If you don’t follow these steps your experiment/benchmark is not useful to show anything. And then you should not publish it. I’m personally not a fan of the attitude of science to not publish failure, but you should at least make clear that your setup has failures.

Now I want to assume that the published benchmark is a “paper” and that I would have the task to review it.

The first thing I would point out is that the gathered data is not statistically relevant. It is not clear how the environment influenced the results. The benchmark has been performed only on a “Ubuntu 12.10 development snaphot” on one Core i7 “Ivy Bridge” system. This means we don’t know whether the fact that it is a development snapshot has any influence on the result. Maybe there are debug builds? Maybe temporary changed defaults? Also it’s testing unreleased software (e.g. Compiz) against released software (e.g. KWin). So here we have multiple flaws in the experimental setup:

  • Only one operating system
  • Only one hardware used
  • Comparing software in different development stages

Also the fact that it uses an “Ubuntu 12.10 development snapshot” means that one cannot reproduce the results independently as one doesn’t know the exact state of the software in use.

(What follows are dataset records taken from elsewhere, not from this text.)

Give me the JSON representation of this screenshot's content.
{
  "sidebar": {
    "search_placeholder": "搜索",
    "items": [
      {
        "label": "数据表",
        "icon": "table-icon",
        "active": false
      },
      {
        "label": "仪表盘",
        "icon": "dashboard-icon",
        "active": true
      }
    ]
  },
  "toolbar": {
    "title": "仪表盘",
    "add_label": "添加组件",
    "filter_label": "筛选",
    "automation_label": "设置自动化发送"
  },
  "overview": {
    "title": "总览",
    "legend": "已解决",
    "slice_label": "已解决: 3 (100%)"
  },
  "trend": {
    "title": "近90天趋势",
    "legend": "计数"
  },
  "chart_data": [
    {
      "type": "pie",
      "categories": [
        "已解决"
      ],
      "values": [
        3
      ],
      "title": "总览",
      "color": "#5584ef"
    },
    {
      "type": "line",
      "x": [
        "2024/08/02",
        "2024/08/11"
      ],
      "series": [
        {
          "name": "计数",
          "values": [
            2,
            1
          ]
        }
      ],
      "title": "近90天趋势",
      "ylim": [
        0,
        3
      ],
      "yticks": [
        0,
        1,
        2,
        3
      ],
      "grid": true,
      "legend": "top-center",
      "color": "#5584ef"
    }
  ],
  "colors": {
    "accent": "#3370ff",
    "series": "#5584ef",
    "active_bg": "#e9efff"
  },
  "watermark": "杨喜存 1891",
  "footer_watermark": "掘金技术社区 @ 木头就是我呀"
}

I want to further stress the point of the operating system. I think this is in fact the major flaw of the setup. Looking at e.g. the performance improvements of OpenSUSE 12.2 due to switching the toolchain that is something which can quite influence the results. So we don’t know whether Ubuntu is good or bad to do such benchmarks, we just don’t know. It would have needed to run the benchmark on multiple distributions to perform the same results (yes obviously that’s not possible as Compiz only exists for Ubuntu). Especially for the tests of GNOME Shell this is relevant as Ubuntu is focusing only on Compiz and one doesn’t know how that influences the performance of other systems. Also in general the desktop environments are tested here, but hardly any distribution ships a pure KDE SC version. They all do adjustments, changing settings and so on. One has to gather enough data to ensure that the results are not becoming faulty.

The point of the multiple hardware is of course obvious. The differences between hardware are too large to not be considered. A computer is a highly complex system, an operating system a highly non-deterministic system where changing one piece can have quite some influence. Maybe the Intel drivers are just not suited for gaming, I don’t know and the benchmark neither.

Now let’s move forward and have a look at the individual experiments. The first thing which strikes me is that the standard deviation is missing. This tells me quite a lot about the experimental setup. Given that it doesn’t tell how often the experiment was run (that is how many data sets go into one graph) and the standard deviation not being provided, I assume that the experiment was just run once. This would mean that the experiment is completely flawed and that the gathered data does not provide any statistical significance. If it were a paper I would stop the review here and notify the editor. Just think about Nepomuk starting in the background to index your files while you run the benchmark or the package manager starting to update your system. This would have quite some influence on your result, but you cannot be sure that this happened in the given data.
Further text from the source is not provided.